Don’t let the byline fool you, this article comes not from the mind of John Kneeland.
No, John Kneeland’s mind, much like yours, has long since checked out for spring break, leaving his body behind with the unfortunate task of finishing up the week’s schoolwork and writing the rant du jour in the traditional Kneelandian fashion. Without the aforementioned brain, all John’s fingers can do is regurgitate spring break advice learned through years of experience in pushing the envelope of irresponsibility:
- Make sure you’ve been working out for weeks to look good for all the shallow beautiful people you’ll meet. Oops, too late.
If your group rents a van and you have more passengers than seats, using a lawn chair as an extra seat is a very poor idea.
- Don’t worry about giving locals a bad impression of Americans. Chances are they already hate Americans anyway.
- When renting a moped, do not crash it, especially when far, far away from the rental places
- In some countries, the laws for obtaining prescription drugs are lax, to say the least. Make sure your friends have not bought Viagra and put it in your drink
- As it turns out, taking the inflatable life jacket stowed beneath your airline seat is a violation of international law. If you appropriate it, be sure to use it before getting your bags scanned for the return flight.
- If you forget to do so, put it in your friend’s bag and hilarity will ensue.

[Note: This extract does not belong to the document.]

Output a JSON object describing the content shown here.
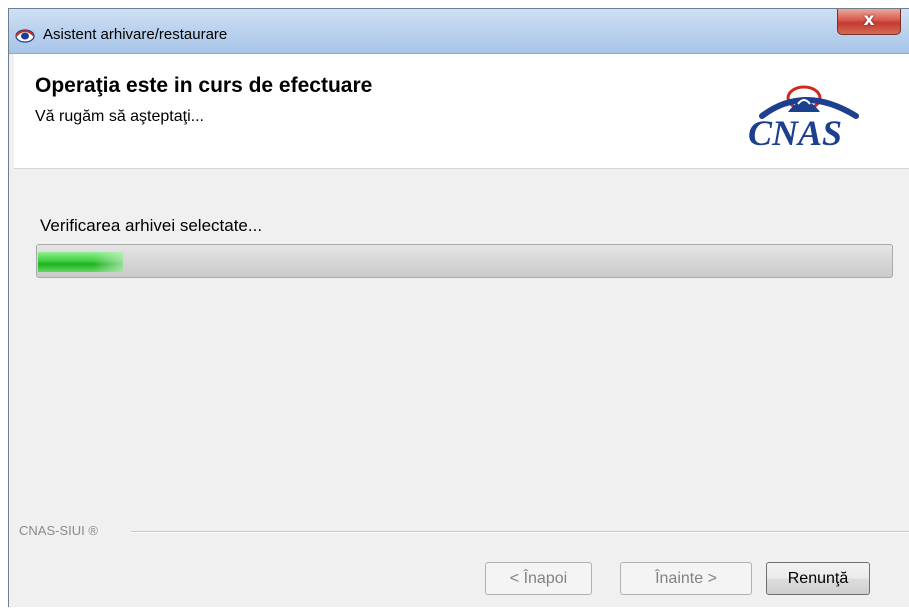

- Bringing $300 sunglasses on vacation is a bad idea. Bringing them into the water and then wrestling is an even worse idea
- The delight and mute horror of running into Penn students is unavoidable unless you’re on spring break North Korea. Whatever you just did will come back to haunt you
- Hooking up with a friend on spring break is no guarantee of a repeat upon return to Penn (for better or for worse).

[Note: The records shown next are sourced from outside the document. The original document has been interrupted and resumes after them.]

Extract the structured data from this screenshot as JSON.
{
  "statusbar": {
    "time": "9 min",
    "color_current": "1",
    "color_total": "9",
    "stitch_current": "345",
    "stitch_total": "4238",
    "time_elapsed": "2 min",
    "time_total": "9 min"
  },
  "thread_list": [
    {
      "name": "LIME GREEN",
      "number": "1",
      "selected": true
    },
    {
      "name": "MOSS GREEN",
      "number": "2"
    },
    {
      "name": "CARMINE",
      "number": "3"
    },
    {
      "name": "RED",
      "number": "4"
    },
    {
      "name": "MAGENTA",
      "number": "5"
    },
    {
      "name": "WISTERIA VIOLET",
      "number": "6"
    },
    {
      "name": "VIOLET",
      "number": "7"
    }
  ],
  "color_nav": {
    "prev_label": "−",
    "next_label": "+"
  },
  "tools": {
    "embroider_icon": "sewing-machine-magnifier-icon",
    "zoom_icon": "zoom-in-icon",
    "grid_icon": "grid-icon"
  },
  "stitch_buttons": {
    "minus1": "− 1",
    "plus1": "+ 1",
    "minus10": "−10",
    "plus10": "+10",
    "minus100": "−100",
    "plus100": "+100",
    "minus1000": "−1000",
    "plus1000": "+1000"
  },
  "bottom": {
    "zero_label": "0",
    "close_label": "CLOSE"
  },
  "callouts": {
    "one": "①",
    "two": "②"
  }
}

- There are two substances to soothe the pain of sunburn. One is available at CVS, and one is available with those little paper umbrellas stuck on the top
- Trading your shoes for a cool pair of sunglasses is a bad idea, especially in an area surrounded by sun-baked sand and jagged rocks
- Your cell phone may get a signal in whatever country you are in, but drunk dials back home are expensive and not recommended.
- All-inclusive specials, oddly, do not include hospital bills for alcohol poisoning
- Gay bars have great drink specials.

March 1st, 2007 at 10:17 pm
Stephen Hawking is going into space, and all you care about is drink specials at gay bars.